“Don’t kill him,” I say quickly. “The coalition needs him alive. He has information about who in Haven’s Heart’s is operatingtheir black sites, other programs, co-conspirators. He’s worth more alive than dead.”
Magnus hesitates, every line of his body screaming the desire to end this threat permanently. But he pulls back, shifting to human form, keeping Crane restrained but alive.
Coalition warriors flood into the laboratory—Mountain Cats, Storm Eagles, Shadow Wolves all working in coordinated teams. Keira herself appears, taking in the scene with calculating eyes.
“The prisoners?” she asks me directly.
“Freed. All of them. Restored to their original forms.” I gesture to the monitors showing the now-empty cells. “They’ll need medical care, psychological support, but they’re not Broken anymore.”
Keira’s expression shifts to something that might be respect. “And the facility?”
“Matrix is overloading. Cascade failure will destroy the laboratory and probably destabilize the upper levels. We need to evacuate. Now.”
She doesn’t question, just starts issuing orders. Warriors begin herding freed prisoners toward exits, medics appearing to assess and stabilize, the entire operation shifting from assault to rescue with practiced efficiency.
Magnus pulls me against his chest, and I finally let myself sink into his strength. “You did it. Freed them all.”
“We did it,” I correct weakly. “You were my anchor. I couldn’t have survived the interface without you.”
Through the bond, I feel his fierce pride and overwhelming relief. But I also feel his exhaustion, the toxin still in his system, the wounds from fighting that haven’t fully healed.

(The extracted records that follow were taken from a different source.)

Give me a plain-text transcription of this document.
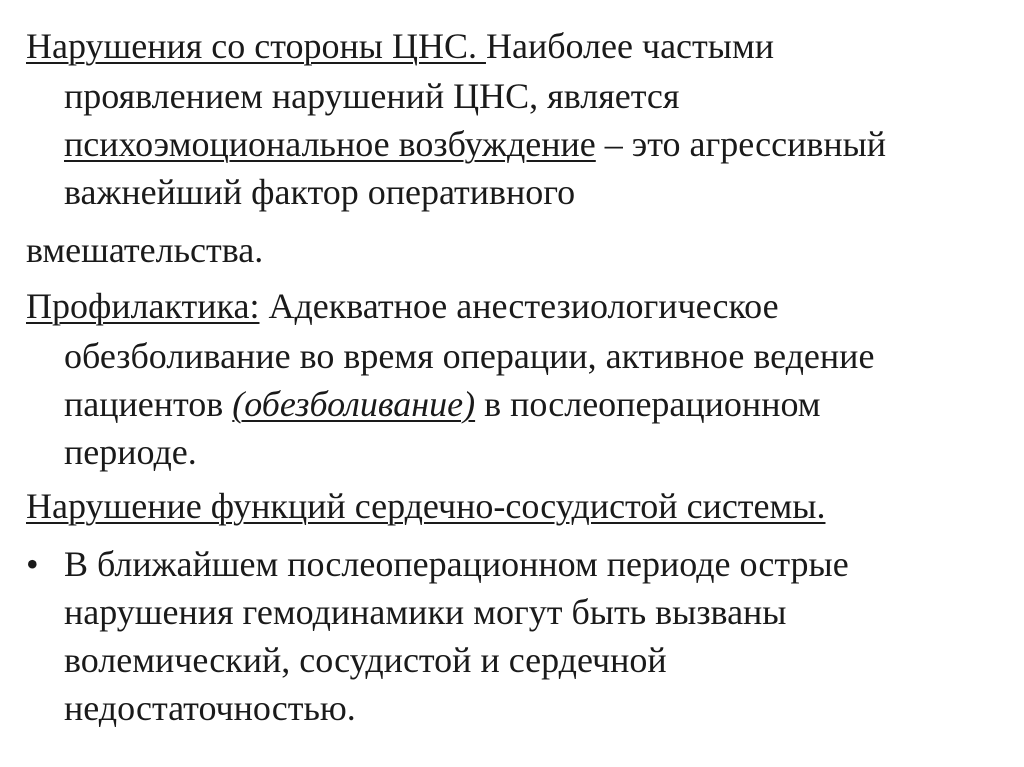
Нарушения со стороны ЦНС. Наиболее частыми
проявлением нарушений ЦНС, является
психоэмоциональное возбуждение – это агрессивный
важнейший фактор оперативного
вмешательства.
Профилактика: Адекватное анестезиологическое
обезболивание во время операции, активное ведение
пациентов (обезболивание) в послеоперационном
периоде.
Нарушение функций сердечно-сосудистой системы.
• В ближайшем послеоперационном периоде острые
нарушения гемодинамики могут быть вызваны
волемический, сосудистой и сердечной
недостаточностью.
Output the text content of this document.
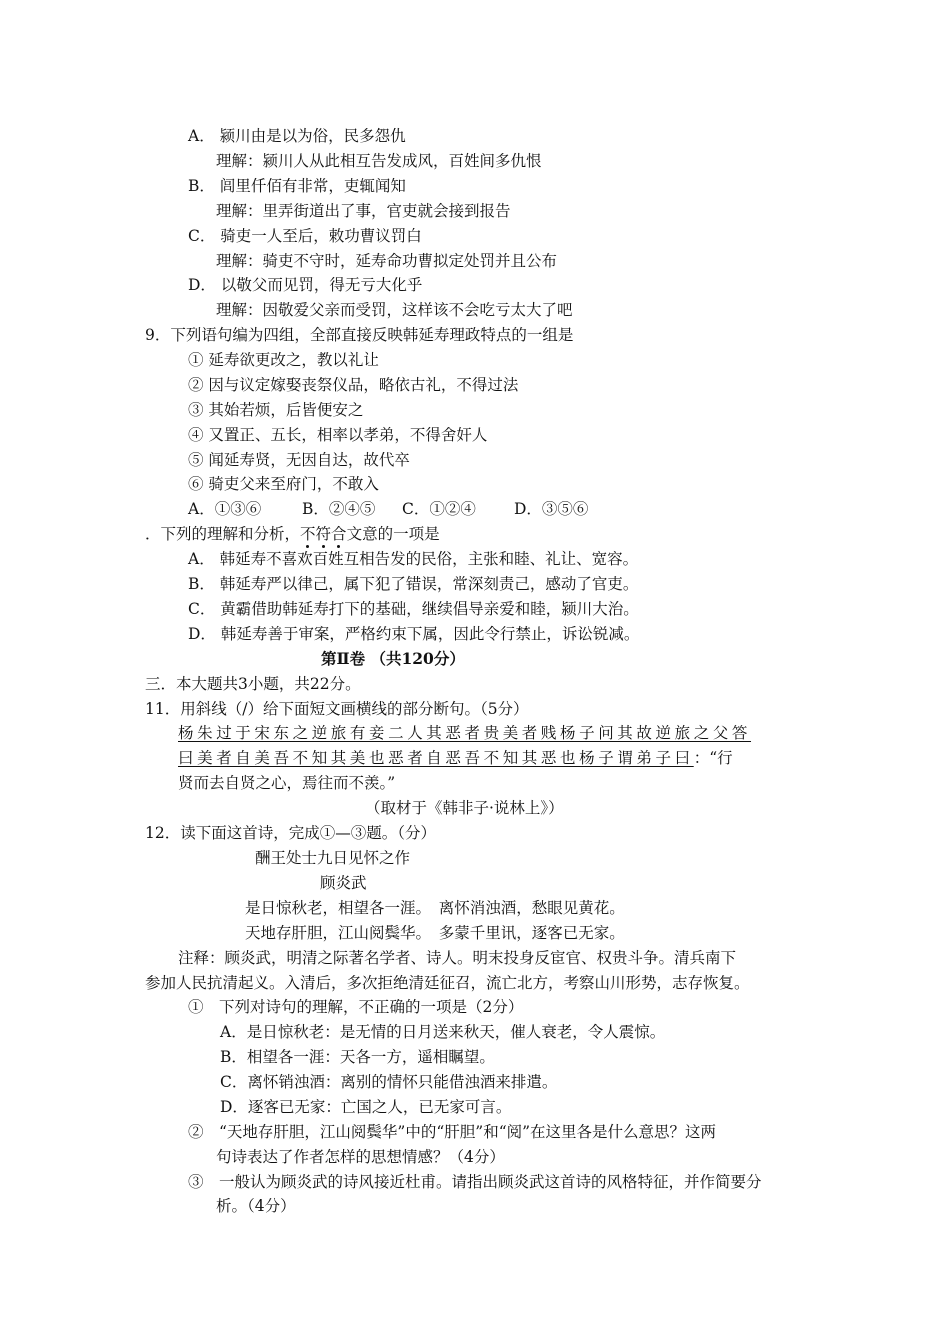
A． 颍川由是以为俗，民多怨仇
理解：颍川人从此相互告发成风，百姓间多仇恨
B． 闾里仟佰有非常，吏辄闻知
理解：里弄街道出了事，官吏就会接到报告
C． 骑吏一人至后，敕功曹议罚白
理解：骑吏不守时，延寿命功曹拟定处罚并且公布
D． 以敬父而见罚，得无亏大化乎
理解：因敬爱父亲而受罚，这样该不会吃亏太大了吧
9．下列语句编为四组，全部直接反映韩延寿理政特点的一组是
① 延寿欲更改之，教以礼让
② 因与议定嫁娶丧祭仪品，略依古礼，不得过法
③ 其始若烦，后皆便安之
④ 又置正、五长，相率以孝弟，不得舍奸人
⑤ 闻延寿贤，无因自达，故代卒
⑥ 骑吏父来至府门，不敢入
A．①③⑥	B．②④⑤ C．①②④ D．③⑤⑥
．下列的理解和分析，不符合文意的一项是
A． 韩延寿不喜欢百姓互相告发的民俗，主张和睦、礼让、宽容。
B． 韩延寿严以律己，属下犯了错误，常深刻责己，感动了官吏。
C． 黄霸借助韩延寿打下的基础，继续倡导亲爱和睦，颍川大治。
D． 韩延寿善于审案，严格约束下属，因此令行禁止，诉讼锐减。
第Ⅱ卷 （共120分）
三．本大题共3小题，共22分。
11．用斜线（/）给下面短文画横线的部分断句。（5分）
杨朱过于宋东之逆旅有妾二人其恶者贵美者贱杨子问其故逆旅之父答
曰美者自美吾不知其美也恶者自恶吾不知其恶也杨子谓弟子曰：“行
贤而去自贤之心，焉往而不羡。”
（取材于《韩非子·说林上》）
12．读下面这首诗，完成①—③题。（分）
酬王处士九日见怀之作
顾炎武
是日惊秋老，相望各一涯。　离怀消浊酒，愁眼见黄花。
天地存肝胆，江山阅鬓华。　多蒙千里讯，逐客已无家。
注释：顾炎武，明清之际著名学者、诗人。明末投身反宦官、权贵斗争。清兵南下
参加人民抗清起义。入清后，多次拒绝清廷征召，流亡北方，考察山川形势，志存恢复。
①　下列对诗句的理解，不正确的一项是（2分）
A．是日惊秋老：是无情的日月送来秋天，催人衰老，令人震惊。
B．相望各一涯：天各一方，遥相瞩望。
C．离怀销浊酒：离别的情怀只能借浊酒来排遣。
D．逐客已无家：亡国之人，已无家可言。
②　“天地存肝胆，江山阅鬓华”中的“肝胆”和“阅”在这里各是什么意思？这两
句诗表达了作者怎样的思想情感？（4分）
③　一般认为顾炎武的诗风接近杜甫。请指出顾炎武这首诗的风格特征，并作简要分
析。（4分）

“Magnus, you’re hurt. Let me?—”
“Later,” he says firmly. “Right now, we get you out of here. You’re barely conscious.”
He’s right. The neural interface drained me completely, and I can feel myself fading. But there’s something important I need to tell him, something the visions showed me while I was connected to the Matrix.
“The death moment,” I whisper. “It’s still coming. I saw it clearer now—not avoided, just... delayed. Tomorrow, maybe the day after. There’s going to be a moment where you take wounds that I can’t heal through normal means.”
“We’ll manage,” Magnus says, already carrying me toward the exit.
“No, listen.” I grip his arm weakly. “The visions also showed what comes after. The life-bond ritual, done properly, with intention. It’s the permanent integration of everything we’ve given each other.” I meet his eyes. “That’s when we truly become one. When the bond completes in a way that changes us both forever.”
“And you’re ready for that?”
“I’m terrified,” I admit. “But yes. I’m ready.”
The facility shakes as the Matrix’s overload reaches critical levels. We run—or rather, Magnus runs while carrying me—through corridors that are falling down, past laboratories that are imploding, toward daylight and safety.
We burst from the facility’s entrance just as the main laboratory explodes behind us. The blast wave knocks everyone forward, and we tumble down the mountain slope in a tangle of bodies and wings and determination.
When the dust settles, I’m lying in Magnus’s arms at the base of the mountain, staring up at a sky that’s turned from dawn-red to clear blue. Around us, coalition warriors are accounting for everyone, tending wounds, celebrating survival.
All twenty-seven prisoners made it out. So did the assault force. Crane is in custody, his degraded form barely functional but alive for questioning.
We won.
But as Magnus helps me sit up, as medics swarm to check us both, as Keira approaches with that calculating expression that means we’ll be debriefed thoroughly, I can’t shake the knowledge from my visions:
The hardest part is still ahead. The death moment still approaches. And when it comes, everything we’ve fought for will hang in the balance—not just our lives, but the future of integration itself.
18
MAGNUS
Three days after the facility assault, and we’re still dealing with the aftermath.
The freed prisoners are recovering in makeshift medical stations scattered across the Mountain Cat stronghold. Elena arrived personally—leaving the twins with Kael—to oversee treatment protocols. Her expertise with integrated healing makes her invaluable for cases this complex, even though Lyra’s Matrix reversals were miraculously successful.